My stunted palate once again became the tail that wagged the dog and ruined another swanky L.A. dinner party.
Kirk and Deann Sullivan are former neighbors and longtime friends. Deann also happens to be a foodie and a gifted hostess who loves trying new recipes.
I, on the other hand, have the gastronomic sensibilities of a 9-year-old. A perfect meal for me is a jar of peanut butter and a spoon. If it comes shrink-wrapped on a small square of white cardboard with cream filling, I’m in. If you tracked down the recipe after watching Anthony Bourdain on CNN wolf down a forkful while squatting on a bamboo mat in a hut in Cambodia, I’m out.
However, fish gotta swim and foodies gotta cook. After dodging repeated invitations to dinner with increasingly lame excuses, the piper finally got paid.
Now mind you, the Sullivans are people I genuinely enjoy. They live in a beautiful home I have visited many times. I have known their children since they were tiny tots and even pet-sat for their tortoise, Weezer, and a hamster that is unfortunately no longer with us. Still, I’d rather spend an evening in the dentist’s chair than suffer through one more home-cooked meal at the Sullivans or anybody else’s house.
Here’s why.
As the quintessential meat and potatoes guy, there are only so many ways I can fake my way through an evening of asparagus-spinach dip appetizers with shiitake mushroom and kale miso broth soup followed by eggplant-potato moussaka in pine nut cream sauce casseroles as an entree. While The Wife — a foodie herself — and the other adults at the table are ooing and ahhing over the latest epicurean miracle to appear before us, I’m hoping I can quietly slip a clump of caramelize onions with leaks and lentils to the dog without getting busted.
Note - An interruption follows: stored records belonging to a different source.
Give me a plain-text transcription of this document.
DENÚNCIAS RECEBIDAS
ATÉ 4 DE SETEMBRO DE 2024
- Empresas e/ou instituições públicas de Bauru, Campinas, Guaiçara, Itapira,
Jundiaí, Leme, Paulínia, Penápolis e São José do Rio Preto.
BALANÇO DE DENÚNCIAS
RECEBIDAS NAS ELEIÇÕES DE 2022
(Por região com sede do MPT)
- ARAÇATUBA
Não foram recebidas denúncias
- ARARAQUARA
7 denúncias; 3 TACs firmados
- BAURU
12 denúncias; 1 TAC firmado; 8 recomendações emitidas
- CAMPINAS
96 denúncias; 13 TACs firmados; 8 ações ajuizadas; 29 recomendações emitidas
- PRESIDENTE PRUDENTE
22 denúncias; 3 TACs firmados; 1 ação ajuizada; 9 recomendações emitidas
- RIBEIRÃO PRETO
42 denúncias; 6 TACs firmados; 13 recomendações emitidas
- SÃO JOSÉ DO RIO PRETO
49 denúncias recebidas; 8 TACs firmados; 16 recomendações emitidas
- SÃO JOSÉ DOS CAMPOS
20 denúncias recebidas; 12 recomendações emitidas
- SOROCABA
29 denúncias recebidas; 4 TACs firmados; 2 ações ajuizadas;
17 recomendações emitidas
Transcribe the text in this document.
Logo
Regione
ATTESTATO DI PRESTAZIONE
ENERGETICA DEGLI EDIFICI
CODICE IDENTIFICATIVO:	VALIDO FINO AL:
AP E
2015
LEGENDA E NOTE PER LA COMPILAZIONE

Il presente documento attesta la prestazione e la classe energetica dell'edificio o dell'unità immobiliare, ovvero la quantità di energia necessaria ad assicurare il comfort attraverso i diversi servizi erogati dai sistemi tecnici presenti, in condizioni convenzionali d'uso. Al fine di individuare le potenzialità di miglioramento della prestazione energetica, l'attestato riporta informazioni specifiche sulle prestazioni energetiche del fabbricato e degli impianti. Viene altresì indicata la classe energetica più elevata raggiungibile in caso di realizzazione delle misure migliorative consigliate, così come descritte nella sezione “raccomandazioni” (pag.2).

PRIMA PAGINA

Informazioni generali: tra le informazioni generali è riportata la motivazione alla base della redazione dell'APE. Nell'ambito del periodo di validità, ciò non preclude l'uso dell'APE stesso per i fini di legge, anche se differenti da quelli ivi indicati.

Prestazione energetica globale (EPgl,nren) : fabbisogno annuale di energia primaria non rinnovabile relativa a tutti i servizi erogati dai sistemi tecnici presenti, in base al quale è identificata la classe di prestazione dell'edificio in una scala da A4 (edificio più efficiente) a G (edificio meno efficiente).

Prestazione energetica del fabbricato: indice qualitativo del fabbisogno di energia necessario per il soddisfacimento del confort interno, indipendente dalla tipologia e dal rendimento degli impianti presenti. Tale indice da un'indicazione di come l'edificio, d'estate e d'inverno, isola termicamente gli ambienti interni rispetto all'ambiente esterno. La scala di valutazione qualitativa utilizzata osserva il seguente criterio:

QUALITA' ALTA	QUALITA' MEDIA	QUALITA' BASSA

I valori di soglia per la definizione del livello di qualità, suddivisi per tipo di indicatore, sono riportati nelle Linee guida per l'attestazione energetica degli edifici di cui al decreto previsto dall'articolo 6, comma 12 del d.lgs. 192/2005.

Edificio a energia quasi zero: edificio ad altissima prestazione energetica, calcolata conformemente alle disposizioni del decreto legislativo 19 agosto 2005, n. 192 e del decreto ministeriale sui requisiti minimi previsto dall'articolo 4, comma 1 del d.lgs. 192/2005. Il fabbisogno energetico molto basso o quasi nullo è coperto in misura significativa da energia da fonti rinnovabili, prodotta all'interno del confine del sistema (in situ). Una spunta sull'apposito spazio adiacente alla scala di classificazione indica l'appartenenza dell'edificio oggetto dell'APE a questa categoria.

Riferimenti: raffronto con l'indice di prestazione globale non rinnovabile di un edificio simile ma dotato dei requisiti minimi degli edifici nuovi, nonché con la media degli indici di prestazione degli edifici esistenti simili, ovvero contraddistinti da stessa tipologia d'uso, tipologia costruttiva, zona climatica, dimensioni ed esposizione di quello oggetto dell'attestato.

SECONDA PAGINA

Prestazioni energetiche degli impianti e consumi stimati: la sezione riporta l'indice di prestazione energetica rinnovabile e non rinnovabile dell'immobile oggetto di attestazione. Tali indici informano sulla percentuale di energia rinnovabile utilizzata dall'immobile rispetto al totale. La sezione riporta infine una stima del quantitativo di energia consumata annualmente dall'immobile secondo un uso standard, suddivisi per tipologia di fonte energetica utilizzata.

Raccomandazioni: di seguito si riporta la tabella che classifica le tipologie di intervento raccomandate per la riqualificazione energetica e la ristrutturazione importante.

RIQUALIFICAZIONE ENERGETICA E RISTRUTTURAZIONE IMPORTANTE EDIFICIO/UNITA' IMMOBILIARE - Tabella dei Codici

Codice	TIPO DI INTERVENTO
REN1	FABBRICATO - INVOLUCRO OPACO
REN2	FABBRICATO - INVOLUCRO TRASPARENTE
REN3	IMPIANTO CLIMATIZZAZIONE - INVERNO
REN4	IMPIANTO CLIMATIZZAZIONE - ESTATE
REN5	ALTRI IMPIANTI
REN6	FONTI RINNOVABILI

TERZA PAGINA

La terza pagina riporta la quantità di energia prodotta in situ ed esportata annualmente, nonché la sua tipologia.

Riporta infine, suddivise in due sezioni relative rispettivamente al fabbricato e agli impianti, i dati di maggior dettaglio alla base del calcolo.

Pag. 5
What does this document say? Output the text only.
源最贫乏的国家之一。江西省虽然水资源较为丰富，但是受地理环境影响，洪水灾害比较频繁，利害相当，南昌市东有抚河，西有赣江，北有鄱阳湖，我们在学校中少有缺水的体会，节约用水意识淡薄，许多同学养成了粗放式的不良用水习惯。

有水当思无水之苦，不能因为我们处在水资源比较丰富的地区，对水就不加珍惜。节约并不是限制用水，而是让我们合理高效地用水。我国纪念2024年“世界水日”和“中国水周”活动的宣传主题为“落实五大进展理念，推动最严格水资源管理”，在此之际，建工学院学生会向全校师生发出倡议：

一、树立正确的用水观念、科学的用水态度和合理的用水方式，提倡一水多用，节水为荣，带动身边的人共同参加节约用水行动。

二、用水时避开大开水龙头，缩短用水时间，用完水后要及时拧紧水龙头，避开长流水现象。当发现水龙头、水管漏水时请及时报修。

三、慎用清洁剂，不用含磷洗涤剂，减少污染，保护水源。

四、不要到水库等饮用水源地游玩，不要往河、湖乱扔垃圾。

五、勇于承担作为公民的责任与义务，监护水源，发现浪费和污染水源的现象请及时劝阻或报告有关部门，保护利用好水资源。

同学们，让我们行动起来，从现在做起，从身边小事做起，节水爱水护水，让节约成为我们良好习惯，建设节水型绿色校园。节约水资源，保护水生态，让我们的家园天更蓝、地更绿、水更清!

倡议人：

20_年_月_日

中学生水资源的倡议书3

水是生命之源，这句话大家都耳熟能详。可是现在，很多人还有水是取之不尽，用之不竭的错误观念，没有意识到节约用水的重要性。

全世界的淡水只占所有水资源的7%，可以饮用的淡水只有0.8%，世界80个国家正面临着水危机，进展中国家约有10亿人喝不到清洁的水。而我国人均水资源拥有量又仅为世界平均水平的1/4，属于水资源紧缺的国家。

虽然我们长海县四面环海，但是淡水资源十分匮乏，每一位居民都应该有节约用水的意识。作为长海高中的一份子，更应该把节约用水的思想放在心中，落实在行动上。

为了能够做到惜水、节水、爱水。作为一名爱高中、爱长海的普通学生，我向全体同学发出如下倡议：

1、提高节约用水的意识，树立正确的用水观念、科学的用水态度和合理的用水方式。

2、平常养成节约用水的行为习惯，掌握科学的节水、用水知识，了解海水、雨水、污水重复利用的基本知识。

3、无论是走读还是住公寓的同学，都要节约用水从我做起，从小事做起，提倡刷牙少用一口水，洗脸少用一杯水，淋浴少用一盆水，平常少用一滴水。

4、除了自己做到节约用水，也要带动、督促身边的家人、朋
Having struggled through countless evenings at intimate dinner parties featuring brilliantly creative haute cuisine I wouldn’t touch if it was a choice between starvation and cannibalism, I’m begging you to stop inviting me to your homes for dinner!
And it’s not just that I don’t want to offend my hosts. I don’t want my Neanderthal taste buds to dictate what all the other guests eat.
Longtime friends, including the Sullivans, are hip to the fact I only eat grease, fat, salt, sugar and artificial coloring. This means their entire dinner party is planned around my exceptionally limited range of acceptable foods. Out of kindness, or perhaps pity, hosts and hostess alike have served up pigs-in-a-blanket with a mac n’ cheese chaser rather than the chickpea cutlets and tangerine baked tofu their mouths actually water for.
Then there’s that awkward moment of knowing when a dinner party has come to an end.
After another long week in the salt mines my weekend nights usually end about 7:30. Unfortunately, at most dinner parties the platter of artichoke hearts with curried bean dip is still circulating at 7:30 and I’ve still got two more unidentifiable starters to dodge before we even move to the table for the main event.
This is why I love restaurants.
There’s usually a hamburger or piece of chicken or bowl of boiled noodles at a restaurant and, if not, I can always ask the waiter to ask the chef to make something not on the menu. Money talks.
Then, after desert and coffee, comes the check. Yes, the check! The universal sign an evening has come to an end; no dishes to wash, no interminable chitchat about the hot new show I never heard of that everyone is binge-watching and, most importantly, no long silence on the ride home followed by The Wife’s admonition, “You could have at least tried the broccoli-millet croquettes. Deann went through a lot of trouble!”